Take the taint out of March Madness

The college basketball national championship is an annual sports extravaganza enjoyed by million of fans. But until illegal, secret payments to players are addressed it remains a tainted spectacle.

AP Photo
The official basketballs of the NCAA.

March Madness, the college basketball tournament, dazzles fans with tradition and pageantry, unexpected heroes and goats, and memorable moments. This stunning exhibition of athleticism and competitive desire will dominate American sports from now until the April 2 championship game.

But beneath the glamour of big-time college basketball lies a sport clad in the tatters of disgrace, one that makes a mockery of the amateur student-athlete ideal.

For some time the Federal Bureau of Investigation has been looking into illegal payments made to college basketball players and their families. So far 10 individuals, including four active college assistant coaches, have been arrested. But this likely represents only a tiny fraction of the extent of the problem. By one estimate at least 50 college basketball programs eventually may be found to be compromised.

What motivates the rule-breaking? The billions of dollars of profits at stake for major universities, athletic gear companies, and TV networks.

Despite the huge amount of money involved, very little of it goes to the players themselves, whose skills are at the core of the whole enterprise. To players interested in receiving a college education, an athletic scholarship does offer a sizable financial enticement. But many top high school players are either not qualified for or uninterested in college academics. For them, playing college basketball provides only one incentive: a way to showcase their skills to professional scouts with the hope of someday playing in the National Basketball Association or in a professional league overseas. (Only a tiny fraction of high school players eventually are drafted by an NBA team, according NCAA statistics: 0.03 percent, or three out of every 10,000.)

The NBA requires that players be at least 19 years old and one year out of high school to enter the league. That forces top teen players to play college ball for a year after high school, creating what’s known as the “one and done” phenomenon: players staying a single year (and attending classes during their first semester just to remain eligible to play).

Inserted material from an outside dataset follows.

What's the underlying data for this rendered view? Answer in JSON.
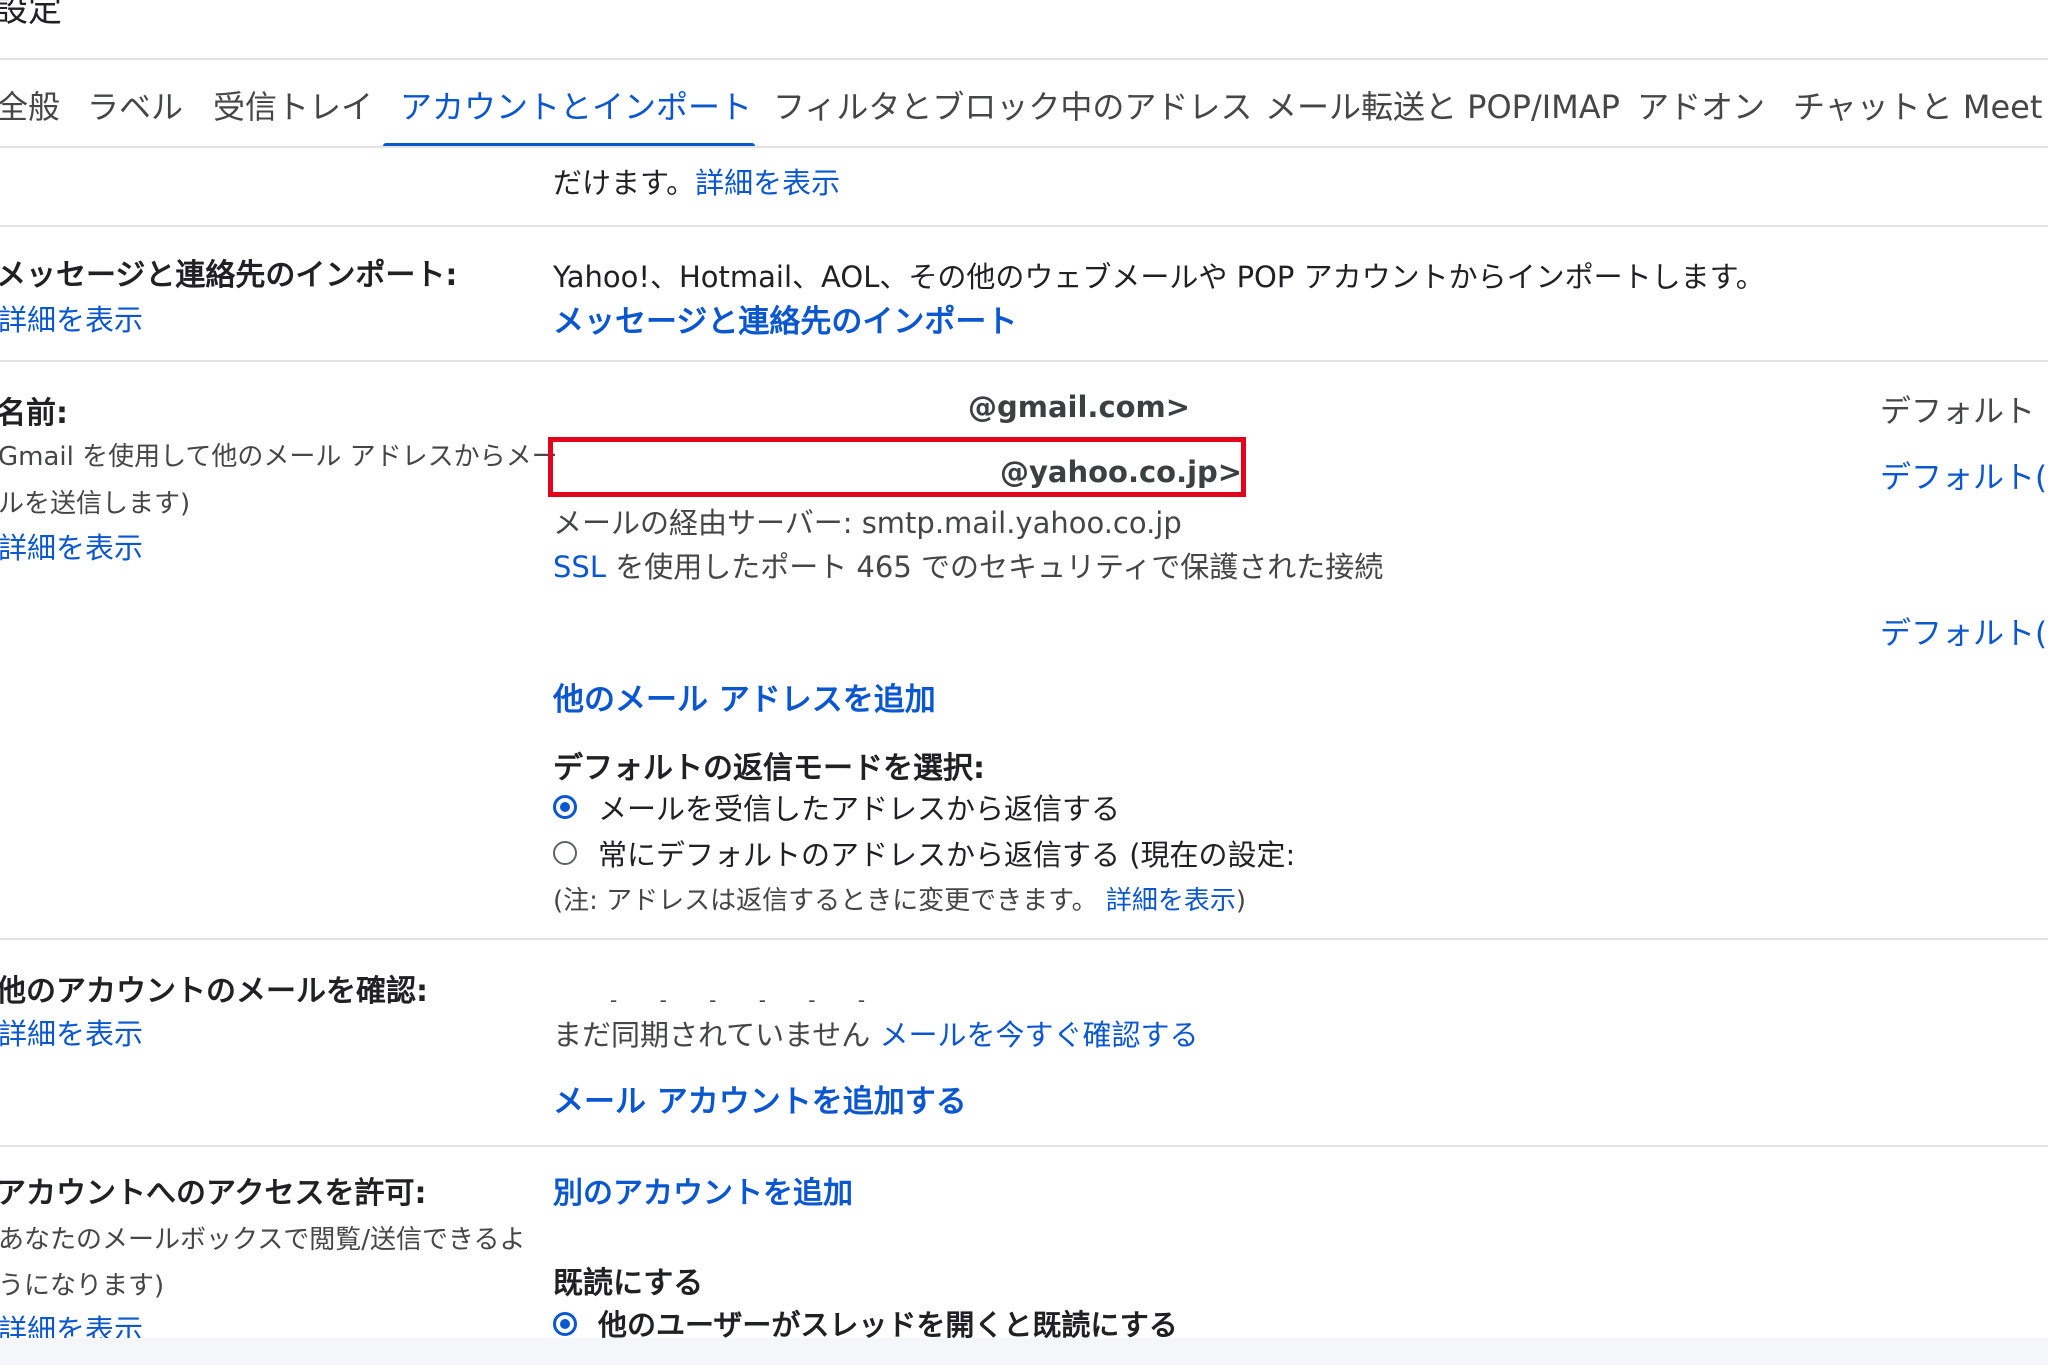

College programs compete intensively for these prized players, which has inevitably led some to go beyond what is legal in offering “under the table” incentives.

The economics at play are simple: Top players have considerable financial value beyond what they are being paid (even with scholarships). One set of solutions would be to offer college players legal ways to profit from their athletic skills. They could be given stipends for living expenses beyond their academic scholarships, literally amounting to modest paychecks. They could be allowed to endorse products, such as athletic shoes, for pay. One coach argues they ought to be able to take out loans against their future professional earnings.

But all these schemes eat away at the concept of amateurism in college athletics.

The best solution could come from the NBA. It could lower the age limit to 18, allowing the very best high school players to be drafted directly into the league. It could also beef up its G League, a developmental league for prospective NBA players. Teens looking for a career in pro basketball could be drafted straight into the G League to develop and showcase their skills.

Right now, the NBA has little incentive to improve its obscure G League because colleges provide what amounts to a free minor league that develops players. G League salaries are as low as $20,000 per season (the NBA’s minimum salary is $562,493 per season), and the games are much less visible on TV than top college contests. Today’s top prospects would much rather spend a year in college than head into a year of G League basketball obscurity.

Better G League TV contracts and playing in bigger arenas in front of bigger crowds could change that calculation. And colleges might have to include a stronger message about the life advantages of obtaining a college education in their recruiting strategies. What could emerge is a more honest system in which top teen players could choose between the advantages of “going pro” or going to college on a scholarship.

College basketball and March Madness would still be entertaining, filled with plenty of highly skilled players who either don’t quite have NBA-level ability or who truly want a four-year college education.

The pressure to cut secret, illegal deals with college players would be greatly reduced. And college basketball could become a more authentically amateur college sport.